小石
昔々、修行で断食中のお坊さんがいました。
そのお坊さんは大食らいだったので、断食がつらくてつらくて仕方ありませんでした。
あるときたまりかねて、小石をパクリと口のなかに含んでしまいました。
石を飴のように舐めますと、すこしは空腹が紛れるような気がしたのです。
長い時間、ころころ、ころころと口の中で石を転がすと、不思議なことにじんわりと口の中に味が広がって来るではありませんか。
それはよく噛んだお米の甘みに似ていました。
お坊さんは大喜びで、何日もずーっと小石を舐め続けました。
そうすると飲まず食わずの修行にも耐えられ、日が経つにつれまわりの人もあのお坊さまは大したものだと感心しはじめました。
いつの間にか食べない日が百日を数え、お坊さんは身体が軽くなっていることに気づきました。

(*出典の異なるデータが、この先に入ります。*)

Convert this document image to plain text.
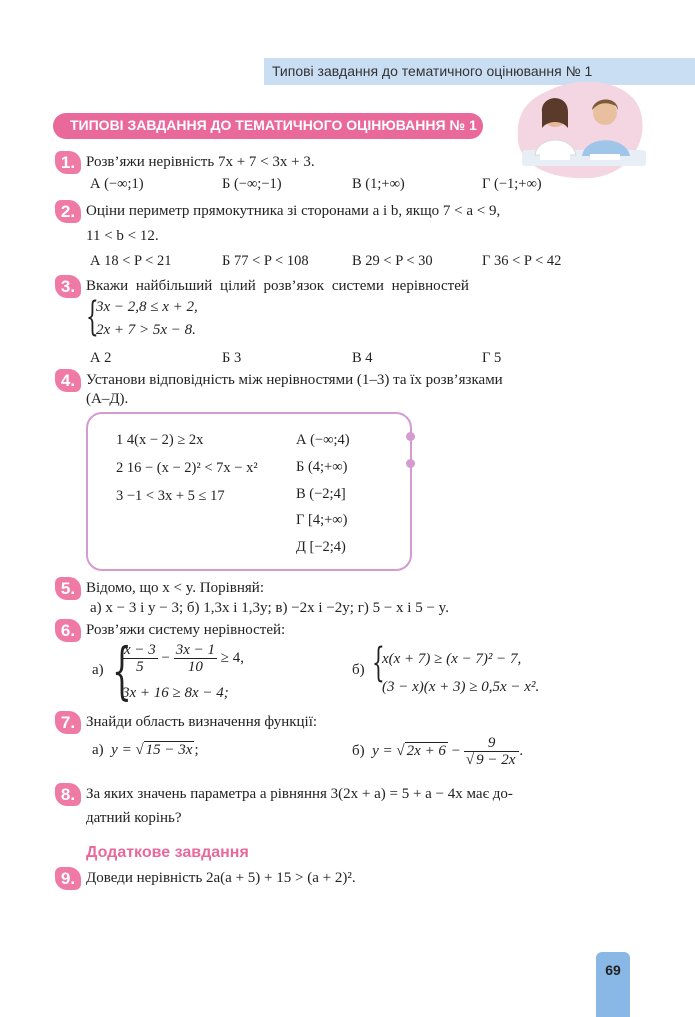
Типові завдання до тематичного оцінювання № 1
ТИПОВІ ЗАВДАННЯ ДО ТЕМАТИЧНОГО ОЦІНЮВАННЯ № 1
1. Розв’яжи нерівність 7x + 7 < 3x + 3.
А (−∞;1)	Б (−∞;−1)	В (1;+∞)	Г (−1;+∞)
2. Оціни периметр прямокутника зі сторонами a і b, якщо 7 < a < 9,
11 < b < 12.
А 18 < P < 21	Б 77 < P < 108	В 29 < P < 30	Г 36 < P < 42
3. Вкажи найбільший цілий розв’язок системи нерівностей
{
3x − 2,8 ≤ x + 2,
2x + 7 > 5x − 8.
А 2	Б 3	В 4	Г 5
4. Установи відповідність між нерівностями (1–3) та їх розв’язками
(А–Д).
1 4(x − 2) ≥ 2x
2 16 − (x − 2)² < 7x − x²
3 −1 < 3x + 5 ≤ 17
А (−∞;4)
Б (4;+∞)
В (−2;4]
Г [4;+∞)
Д [−2;4)
5. Відомо, що x < y. Порівняй:
а) x − 3 і y − 3; б) 1,3x і 1,3y; в) −2x і −2y; г) 5 − x і 5 − y.
6. Розв’яжи систему нерівностей:
а) {
$\frac{x - 3}{5} - \frac{3x - 1}{10} \ge 4$,
3x + 16 ≥ 8x − 4;
б) {
x(x + 7) ≥ (x − 7)² − 7,
(3 − x)(x + 3) ≥ 0,5x − x².
7. Знайди область визначення функції:
а) y = √ 15 − 3x ;	б) y = √ $2x + 6 - \frac{9}{√ 9 - 2x}$ .
8. За яких значень параметра a рівняння 3(2x + a) = 5 + a − 4x має до-
датний корінь?
Додаткове завдання
9. Доведи нерівність 2a(a + 5) + 15 > (a + 2)².
69
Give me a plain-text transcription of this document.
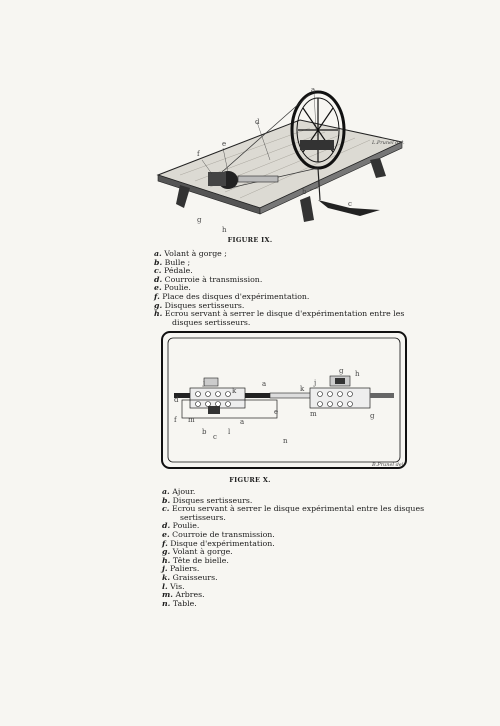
a
b
c
d
e
f
g
h
L.Prunel del.
FIGURE IX.
a. Volant à gorge ;
b. Bulle ;
c. Pédale.
d. Courroie à transmission.
e. Poulie.
f. Place des disques d'expérimentation.
g. Disques sertisseurs.
h. Ecrou servant à serrer le disque d'expérimentation entre les
disques sertisseurs.
j
k
a
d
f m
b
c
l
a
e
k
j
g h
m	g
n
B.Prunel del.
FIGURE X.
a. Ajour.
b. Disques sertisseurs.
c. Ecrou servant à serrer le disque expérimental entre les disques
sertisseurs.
d. Poulie.
e. Courroie de transmission.
f. Disque d'expérimentation.
g. Volant à gorge.
h. Tête de bielle.
j. Paliers.
k. Graisseurs.
l. Vis.
m. Arbres.
n. Table.
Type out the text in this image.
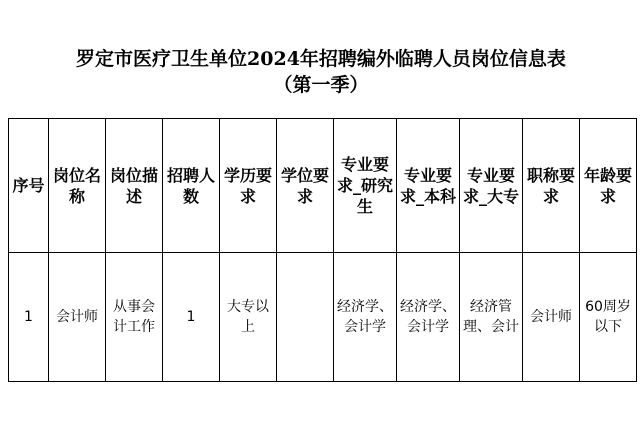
罗定市医疗卫生单位2024年招聘编外临聘人员岗位信息表
（第一季）
序号	岗位名称	岗位描述	招聘人数	学历要求	学位要求	专业要求_研究生	专业要求_本科	专业要求_大专	职称要求	年龄要求
1	会计师	从事会计工作	1	大专以上		经济学、会计学	经济学、会计学	经济管理、会计	会计师	60周岁以下
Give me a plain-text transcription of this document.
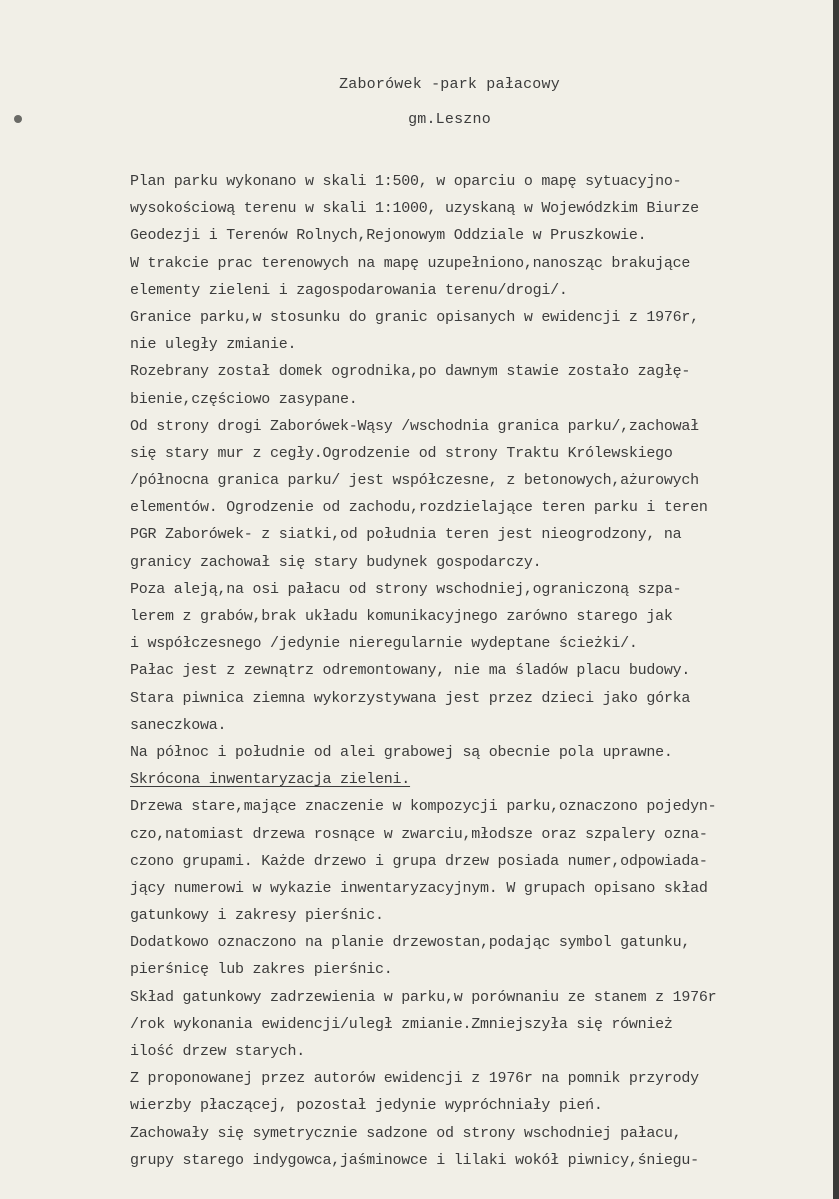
Zaborówek -park pałacowy
gm.Leszno
Plan parku wykonano w skali 1:500, w oparciu o mapę sytuacyjno-
wysokościową terenu w skali 1:1000, uzyskaną w Wojewódzkim Biurze
Geodezji i Terenów Rolnych,Rejonowym Oddziale w Pruszkowie.
W trakcie prac terenowych na mapę uzupełniono,nanosząc brakujące
elementy zieleni i zagospodarowania terenu/drogi/.
Granice parku,w stosunku do granic opisanych w ewidencji z 1976r,
nie uległy zmianie.
Rozebrany został domek ogrodnika,po dawnym stawie zostało zagłę-
bienie,częściowo zasypane.
Od strony drogi Zaborówek-Wąsy /wschodnia granica parku/,zachował
się stary mur z cegły.Ogrodzenie od strony Traktu Królewskiego
/północna granica parku/ jest współczesne, z betonowych,ażurowych
elementów. Ogrodzenie od zachodu,rozdzielające teren parku i teren
PGR Zaborówek- z siatki,od południa teren jest nieogrodzony, na
granicy zachował się stary budynek gospodarczy.
Poza aleją,na osi pałacu od strony wschodniej,ograniczoną szpa-
lerem z grabów,brak układu komunikacyjnego zarówno starego jak
i współczesnego /jedynie nieregularnie wydeptane ścieżki/.
Pałac jest z zewnątrz odremontowany, nie ma śladów placu budowy.
Stara piwnica ziemna wykorzystywana jest przez dzieci jako górka
saneczkowa.
Na północ i południe od alei grabowej są obecnie pola uprawne.
Skrócona inwentaryzacja zieleni.
Drzewa stare,mające znaczenie w kompozycji parku,oznaczono pojedyn-
czo,natomiast drzewa rosnące w zwarciu,młodsze oraz szpalery ozna-
czono grupami. Każde drzewo i grupa drzew posiada numer,odpowiada-
jący numerowi w wykazie inwentaryzacyjnym. W grupach opisano skład
gatunkowy i zakresy pierśnic.
Dodatkowo oznaczono na planie drzewostan,podając symbol gatunku,
pierśnicę lub zakres pierśnic.
Skład gatunkowy zadrzewienia w parku,w porównaniu ze stanem z 1976r
/rok wykonania ewidencji/uległ zmianie.Zmniejszyła się również
ilość drzew starych.
Z proponowanej przez autorów ewidencji z 1976r na pomnik przyrody
wierzby płaczącej, pozostał jedynie wypróchniały pień.
Zachowały się symetrycznie sadzone od strony wschodniej pałacu,
grupy starego indygowca,jaśminowce i lilaki wokół piwnicy,śniegu-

一足踏むごとに頼りなくふわりふわりと身体が浮かんでいきます。最初は地面についていた足が地面からもう一尺ばかりも離れています。
あわてて戻ろうにも重しがないのでふわふわ浮かび上がるばかりです。
お坊さんは「おーい」と周りの人に助けを呼びましたが、そのころにはもう誰の手にも届かないほど高くへ上がってしまっていました。
みんなが唖然として見上げるなか、お坊さんはそのままふわふわと空を昇っていきました。
そうして雲の中の小さな点になって見えなくなったころ、コツンと小さな小石だけが落ちてきました。